Echos de Pariz/VI
VI
A França e o Sião
A França começou emfim a devorar Sião. Este ingenuo, amavel e polido povo recebeu, ha quatro ou cinco dias, um ultimatum em que era intimado a entregar, sem demora, á França uma immensa porção do seu territorio e uma não pequena porção do seu dinheiro. Segundo a prudente maneira dos orientaes, o Sião nem consentiu, nem recusou.
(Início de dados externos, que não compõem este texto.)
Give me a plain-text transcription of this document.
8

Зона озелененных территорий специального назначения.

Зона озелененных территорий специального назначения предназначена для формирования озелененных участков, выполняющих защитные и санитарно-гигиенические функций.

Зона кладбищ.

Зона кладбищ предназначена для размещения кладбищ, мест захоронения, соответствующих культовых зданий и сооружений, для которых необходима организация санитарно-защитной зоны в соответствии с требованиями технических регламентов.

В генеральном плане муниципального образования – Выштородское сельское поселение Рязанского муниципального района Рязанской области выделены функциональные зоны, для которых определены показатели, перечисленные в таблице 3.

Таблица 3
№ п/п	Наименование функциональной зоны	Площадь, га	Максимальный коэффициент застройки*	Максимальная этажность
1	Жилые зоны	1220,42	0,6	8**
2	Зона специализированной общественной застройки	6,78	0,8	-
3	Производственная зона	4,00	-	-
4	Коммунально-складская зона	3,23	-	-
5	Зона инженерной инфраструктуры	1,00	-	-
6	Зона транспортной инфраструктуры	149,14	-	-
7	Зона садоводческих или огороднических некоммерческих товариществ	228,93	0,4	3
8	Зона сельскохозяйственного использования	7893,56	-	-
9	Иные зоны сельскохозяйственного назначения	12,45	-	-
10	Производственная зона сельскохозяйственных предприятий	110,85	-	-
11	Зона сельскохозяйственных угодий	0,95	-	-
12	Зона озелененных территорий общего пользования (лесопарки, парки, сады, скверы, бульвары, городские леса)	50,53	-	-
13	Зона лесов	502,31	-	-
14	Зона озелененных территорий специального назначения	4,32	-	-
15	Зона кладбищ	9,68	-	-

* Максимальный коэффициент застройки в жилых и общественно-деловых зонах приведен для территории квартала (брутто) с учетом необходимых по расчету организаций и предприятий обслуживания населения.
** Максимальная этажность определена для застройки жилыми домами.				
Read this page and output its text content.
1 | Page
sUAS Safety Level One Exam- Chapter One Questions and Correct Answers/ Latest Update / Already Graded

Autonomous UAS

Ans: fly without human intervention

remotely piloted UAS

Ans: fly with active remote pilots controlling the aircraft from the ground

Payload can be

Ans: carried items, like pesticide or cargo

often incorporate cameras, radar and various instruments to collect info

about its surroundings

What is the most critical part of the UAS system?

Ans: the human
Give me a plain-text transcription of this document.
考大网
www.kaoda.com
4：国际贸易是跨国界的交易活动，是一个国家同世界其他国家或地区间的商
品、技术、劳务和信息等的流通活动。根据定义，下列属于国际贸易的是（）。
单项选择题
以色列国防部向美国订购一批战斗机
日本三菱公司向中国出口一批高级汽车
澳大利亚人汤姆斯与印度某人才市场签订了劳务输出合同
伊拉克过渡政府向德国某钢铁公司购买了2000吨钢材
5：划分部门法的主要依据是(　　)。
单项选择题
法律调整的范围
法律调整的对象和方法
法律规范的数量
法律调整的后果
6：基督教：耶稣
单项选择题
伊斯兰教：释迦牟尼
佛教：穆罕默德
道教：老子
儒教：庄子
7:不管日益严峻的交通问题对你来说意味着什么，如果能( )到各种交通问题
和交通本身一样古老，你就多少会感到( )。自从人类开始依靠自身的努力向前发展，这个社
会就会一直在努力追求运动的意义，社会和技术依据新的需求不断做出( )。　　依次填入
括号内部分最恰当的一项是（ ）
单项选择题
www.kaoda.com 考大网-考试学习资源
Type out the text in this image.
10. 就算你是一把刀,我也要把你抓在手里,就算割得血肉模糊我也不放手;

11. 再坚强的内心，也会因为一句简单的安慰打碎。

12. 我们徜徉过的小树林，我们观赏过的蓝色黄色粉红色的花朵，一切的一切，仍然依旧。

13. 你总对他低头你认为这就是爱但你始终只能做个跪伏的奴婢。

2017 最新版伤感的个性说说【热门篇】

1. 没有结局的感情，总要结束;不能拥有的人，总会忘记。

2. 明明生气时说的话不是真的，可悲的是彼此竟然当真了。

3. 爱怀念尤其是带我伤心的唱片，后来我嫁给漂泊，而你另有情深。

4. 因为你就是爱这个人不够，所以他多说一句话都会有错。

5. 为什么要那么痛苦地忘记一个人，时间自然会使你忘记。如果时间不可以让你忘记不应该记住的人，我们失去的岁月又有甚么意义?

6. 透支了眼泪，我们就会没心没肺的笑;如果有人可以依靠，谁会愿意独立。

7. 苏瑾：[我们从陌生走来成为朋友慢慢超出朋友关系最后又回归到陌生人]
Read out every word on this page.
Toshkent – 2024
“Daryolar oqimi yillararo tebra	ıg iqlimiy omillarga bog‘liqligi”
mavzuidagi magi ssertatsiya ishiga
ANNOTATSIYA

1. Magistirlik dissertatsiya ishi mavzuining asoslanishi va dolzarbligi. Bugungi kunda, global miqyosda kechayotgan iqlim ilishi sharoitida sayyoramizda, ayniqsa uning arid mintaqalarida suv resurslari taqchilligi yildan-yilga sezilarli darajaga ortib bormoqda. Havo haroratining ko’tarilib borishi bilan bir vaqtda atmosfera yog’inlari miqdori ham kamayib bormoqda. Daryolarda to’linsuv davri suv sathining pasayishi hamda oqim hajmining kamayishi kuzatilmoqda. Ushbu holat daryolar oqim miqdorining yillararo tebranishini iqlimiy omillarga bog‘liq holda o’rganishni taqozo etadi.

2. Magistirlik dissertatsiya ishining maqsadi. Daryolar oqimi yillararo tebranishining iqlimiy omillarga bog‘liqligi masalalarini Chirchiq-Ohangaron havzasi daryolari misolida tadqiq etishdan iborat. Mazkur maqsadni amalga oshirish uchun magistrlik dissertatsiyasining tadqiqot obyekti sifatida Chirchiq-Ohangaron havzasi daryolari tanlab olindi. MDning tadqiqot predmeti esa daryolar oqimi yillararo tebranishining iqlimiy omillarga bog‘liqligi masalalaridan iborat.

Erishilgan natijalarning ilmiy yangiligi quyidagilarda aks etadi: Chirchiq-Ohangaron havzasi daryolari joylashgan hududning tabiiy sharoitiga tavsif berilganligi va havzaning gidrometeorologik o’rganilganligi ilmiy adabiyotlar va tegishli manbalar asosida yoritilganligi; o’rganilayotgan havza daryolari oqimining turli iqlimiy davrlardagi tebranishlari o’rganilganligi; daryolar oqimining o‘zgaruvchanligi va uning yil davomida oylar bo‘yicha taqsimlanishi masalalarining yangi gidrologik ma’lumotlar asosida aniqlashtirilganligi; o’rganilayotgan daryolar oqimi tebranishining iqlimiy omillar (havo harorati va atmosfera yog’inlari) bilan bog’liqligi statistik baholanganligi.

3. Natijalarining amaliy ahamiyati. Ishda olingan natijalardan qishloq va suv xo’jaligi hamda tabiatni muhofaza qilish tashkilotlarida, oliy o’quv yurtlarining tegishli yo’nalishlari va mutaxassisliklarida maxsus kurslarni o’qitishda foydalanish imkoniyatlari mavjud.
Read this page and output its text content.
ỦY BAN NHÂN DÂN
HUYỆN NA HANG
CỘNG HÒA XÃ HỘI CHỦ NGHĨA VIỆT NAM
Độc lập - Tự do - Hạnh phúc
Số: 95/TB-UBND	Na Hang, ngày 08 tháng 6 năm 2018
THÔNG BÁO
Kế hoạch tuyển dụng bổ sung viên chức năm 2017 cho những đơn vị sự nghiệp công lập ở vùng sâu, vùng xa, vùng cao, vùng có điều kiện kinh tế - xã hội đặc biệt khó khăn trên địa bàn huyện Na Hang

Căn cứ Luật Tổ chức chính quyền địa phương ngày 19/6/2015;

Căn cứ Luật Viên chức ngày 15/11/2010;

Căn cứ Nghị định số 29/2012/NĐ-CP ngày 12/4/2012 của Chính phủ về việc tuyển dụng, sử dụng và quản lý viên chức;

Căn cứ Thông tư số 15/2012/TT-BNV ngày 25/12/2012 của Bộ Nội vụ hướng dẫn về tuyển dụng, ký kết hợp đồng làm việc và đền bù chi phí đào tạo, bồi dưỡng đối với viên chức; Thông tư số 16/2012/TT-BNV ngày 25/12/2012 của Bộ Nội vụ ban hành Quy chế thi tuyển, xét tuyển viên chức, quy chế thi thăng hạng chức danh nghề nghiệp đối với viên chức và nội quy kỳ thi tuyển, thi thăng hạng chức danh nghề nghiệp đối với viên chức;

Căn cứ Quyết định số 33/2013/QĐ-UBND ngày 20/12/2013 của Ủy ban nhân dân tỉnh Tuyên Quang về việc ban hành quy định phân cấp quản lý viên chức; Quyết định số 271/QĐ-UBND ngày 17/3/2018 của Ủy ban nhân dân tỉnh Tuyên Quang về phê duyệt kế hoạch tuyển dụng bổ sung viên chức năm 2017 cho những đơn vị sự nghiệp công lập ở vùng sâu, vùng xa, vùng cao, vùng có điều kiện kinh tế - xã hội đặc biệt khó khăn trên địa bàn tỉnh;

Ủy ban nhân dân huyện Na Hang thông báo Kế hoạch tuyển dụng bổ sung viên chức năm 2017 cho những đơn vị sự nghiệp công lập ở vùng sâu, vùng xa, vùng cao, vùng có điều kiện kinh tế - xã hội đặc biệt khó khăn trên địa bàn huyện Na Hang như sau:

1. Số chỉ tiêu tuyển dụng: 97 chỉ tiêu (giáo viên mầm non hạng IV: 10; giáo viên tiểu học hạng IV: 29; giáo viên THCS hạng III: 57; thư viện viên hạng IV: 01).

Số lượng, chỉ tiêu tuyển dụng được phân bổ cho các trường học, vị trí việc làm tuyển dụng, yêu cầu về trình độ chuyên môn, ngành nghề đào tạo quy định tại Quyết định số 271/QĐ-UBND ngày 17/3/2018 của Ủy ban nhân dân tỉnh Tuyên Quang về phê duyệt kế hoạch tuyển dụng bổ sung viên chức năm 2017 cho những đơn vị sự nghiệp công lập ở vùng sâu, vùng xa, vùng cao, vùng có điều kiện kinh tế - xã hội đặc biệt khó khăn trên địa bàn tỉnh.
Com aquella mansidão e humildade, que tão propria é de buddhistas e de fatalistas, replicou que não comprehendia bem as exigencias da França, que appetecia a paz, e que por amor d’ella estava disposto a dar algum dinheiro, mas não tanto, e a abandonar algum territorio, mas não tão vasto. Outr’ora, quando os costumes internacionaes eram mais dôces e complacentes, e os povos orientaes gosavam ainda (por menos conhecidos) d’uma feliz reputação de lealdade, esta discreta resposta teria dado motivo a novas negociações, novos telegrammas, infindaveis cavaqueiras de embaixadores.
Hoje, as maneiras internacionaes são mais bruscas e rudes; os paizes do Oriente têm uma deploravel fama de duplicidade e falsidade; e a França sem se deter em mais explicações com o infeliz Sião, bloqueou-lhe as costas, e fez marchar sobre as provincias do interior as suas tropas coloniaes da Cochinchina.
Perante estes actos, tão decididos, o furor dos inglezes tem sido medonho. Mas é um furor unicamente de politicos, de jornalistas e de commerciantes que tinham grandes negocios com o Sião. O povo, a massa do povo, permanece indifferente. Não tem sentimento nenhum pelo Sião, não acredita que elle seja indispensavel á felicidade da Inglaterra, não percebe porque a Inglaterra cubice ainda mais terras no Oriente, e vê a França cahir sobre o Sião sem que isso lhe irrite o patriotismo ou lhe tome amarga a cerveja. Ora, em Inglaterra, que é uma verdadeira democracia, quando o povo se desinteressa d’uma questão, os politicos e os jornalistas têm tambem de a abandonar, porque ahi não se criam artificialmente correntes de opinião; e o governo que provocasse um conflicto europeu, sem se apoiar n’um forte enthusiasmo popular, não duraria mais que as rosas de Malherbe, que, como todos sabem, duram apenas o espaço d’uma manhã.
Não! não ha hoje já possibilidade que duas nações européas se batam por causa de terras coloniaes. Os europeus só se movem por interesses ou sentimentos europeus, e só por elles arrancam da espada.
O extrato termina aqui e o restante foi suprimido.